By selectively cutting the corresponding signal lines, it is possible to divide the thermal head into a larger number of grades, and it is possible to maintain the quality of the thermal head almost constant despite manufacturing errors.

In the embodiment described above, all of the thermal head safety circuit, temperature compensation circuit, and grading circuit are provided, but even if the heating resistor is driven through any two circuits, the conventional thermal head A printer with better print quality and higher reliability than one using a head drive device can be obtained.
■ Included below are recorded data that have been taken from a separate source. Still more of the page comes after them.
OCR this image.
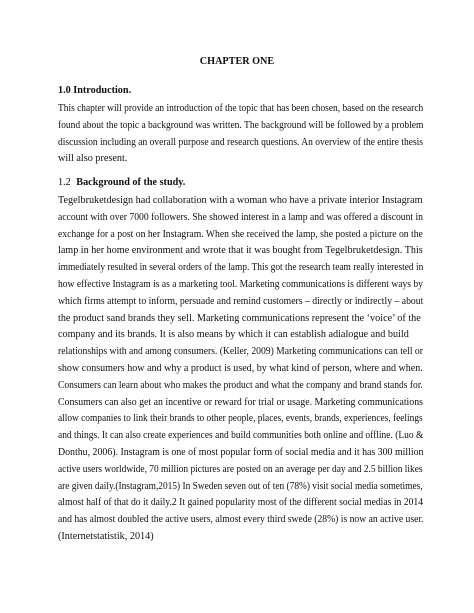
CHAPTER ONE
1.0 Introduction.

This chapter will provide an introduction of the topic that has been chosen, based on the research
found about the topic a background was written. The background will be followed by a problem
discussion including an overall purpose and research questions. An overview of the entire thesis
will also present.

1.2 Background of the study.

Tegelbruketdesign had collaboration with a woman who have a private interior Instagram
account with over 7000 followers. She showed interest in a lamp and was offered a discount in
exchange for a post on her Instagram. When she received the lamp, she posted a picture on the
lamp in her home environment and wrote that it was bought from Tegelbruketdesign. This
immediately resulted in several orders of the lamp. This got the research team really interested in
how effective Instagram is as a marketing tool. Marketing communications is different ways by
which firms attempt to inform, persuade and remind customers – directly or indirectly – about
the product sand brands they sell. Marketing communications represent the ‘voice’ of the
company and its brands. It is also means by which it can establish adialogue and build
relationships with and among consumers. (Keller, 2009) Marketing communications can tell or
show consumers how and why a product is used, by what kind of person, where and when.
Consumers can learn about who makes the product and what the company and brand stands for.
Consumers can also get an incentive or reward for trial or usage. Marketing communications
allow companies to link their brands to other people, places, events, brands, experiences, feelings
and things. It can also create experiences and build communities both online and offline. (Luo &
Donthu, 2006). Instagram is one of most popular form of social media and it has 300 million
active users worldwide, 70 million pictures are posted on an average per day and 2.5 billion likes
are given daily.(Instagram,2015) In Sweden seven out of ten (78%) visit social media sometimes,
almost half of that do it daily.2 It gained popularity most of the different social medias in 2014
and has almost doubled the active users, almost every third swede (28%) is now an active user.
(Internetstatistik, 2014)
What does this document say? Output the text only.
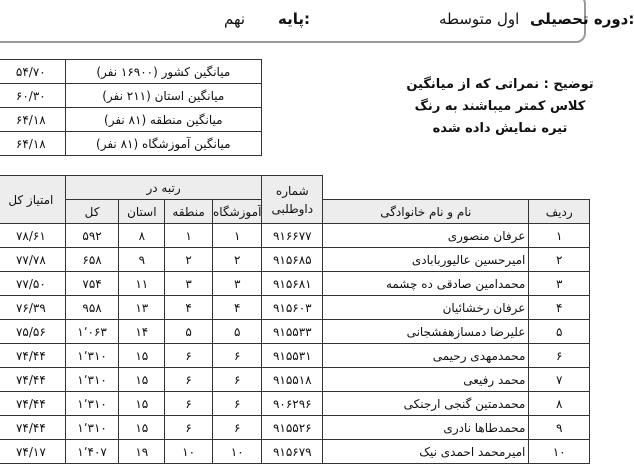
دوره تحصیلی:
اول متوسطه
پایه:
نهم
۵۴/۷۰	میانگین کشور (۱۶۹۰۰ نفر)
۶۰/۳۰	میانگین استان (۲۱۱ نفر)
۶۴/۱۸	میانگین منطقه (۸۱ نفر)
۶۴/۱۸	میانگین آموزشگاه (۸۱ نفر)
توضیح : نمراتی که از میانگین
کلاس کمتر میباشند به رنگ
تیره نمایش داده شده
امتیاز کل	رتبه در				شماره داوطلبی		
	کل	استان	منطقه	آموزشگاه		نام و نام خانوادگی	ردیف
۷۸/۶۱	۵۹۲	۸	۱	۱	۹۱۶۶۷۷	عرفان منصوری	۱
۷۷/۷۸	۶۵۸	۹	۲	۲	۹۱۵۶۸۵	امیرحسین عالیوربابادی	۲
۷۷/۵۰	۷۵۴	۱۱	۳	۳	۹۱۵۶۸۱	محمدامین صادقی ده چشمه	۳
۷۶/۳۹	۹۵۸	۱۳	۴	۴	۹۱۵۶۰۳	عرفان رخشائیان	۴
۷۵/۵۶	۱٬۰۶۳	۱۴	۵	۵	۹۱۵۵۳۳	علیرضا دمسازهفشجانی	۵
۷۴/۴۴	۱٬۳۱۰	۱۵	۶	۶	۹۱۵۵۳۱	محمدمهدی رحیمی	۶
۷۴/۴۴	۱٬۳۱۰	۱۵	۶	۶	۹۱۵۵۱۸	محمد رفیعی	۷
۷۴/۴۴	۱٬۳۱۰	۱۵	۶	۶	۹۰۶۲۹۶	محمدمتین گنجی ارجنکی	۸
۷۴/۴۴	۱٬۳۱۰	۱۵	۶	۶	۹۱۵۵۲۶	محمدطاها نادری	۹
۷۴/۱۷	۱٬۴۰۷	۱۹	۱۰	۱۰	۹۱۵۶۷۹	امیرمحمد احمدی نیک	۱۰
As explained in detail above, in the present invention, a plurality of signal lines are provided to compensate for the grades of the plurality of heating resistors of the thermal head.
Since we have adopted a configuration in which the signal lines are selectively cut in advance according to the resistance value grade, you can automatically The resistance value of the heating resistor is compensated for, and printing with uniform density is always obtained.

[Brief explanation of drawings]

FIG. 1 is an electrical circuit diagram schematically showing the thermal head driving device of the present invention, and FIGS. 2 a to 2 e are signal waveform diagrams for explaining the operation of the circuit shown in FIG. 1, respectively. 1...Control circuit, 2...Drive circuit, 3...Print head, P...Print pulse signal, _VH ...Power supply voltage, TM...Thermistor, _R2 , _R3 ...Grading resistance, _L1 , L ₂ ... signal line, Tr ₃ ... drive transistor, Tr ₄ ... current supply transistor, T _R1 , _TR2 , ~T _R7 ... switching transistor, D ₁ , D ₂ , ~D ₇ ... heating resistor.

Claims (1)

[Claims] 1. A thermal printer that has a plurality of heating resistors and performs printing by selectively generating heat from the plurality of heating resistors and the resistance values of these heating resistors. A thermal head is provided with a plurality of signal lines to compensate for the grade, and one of the signal lines is selectively cut in advance according to the grade of the resistance value of the heating element, and a printing pulse signal is applied to the thermal head. a drive circuit that causes the heating resistor to generate heat; a safety circuit that limits the pulse width to a predetermined value or less when the pulse width of the print pulse signal changes; and a safety circuit that keeps the current supplied to the thermal head constant. A thermal printer comprising: a temperature correction circuit that controls bias according to changes in ambient temperature; 2. The thermal printer according to claim 1, wherein the thermal head has a temperature detection signal line connected to a temperature detection element in addition to the signal line. 3. The thermal printer according to claim 2, wherein the temperature detection signal line also serves as a ground connection line for the thermal head.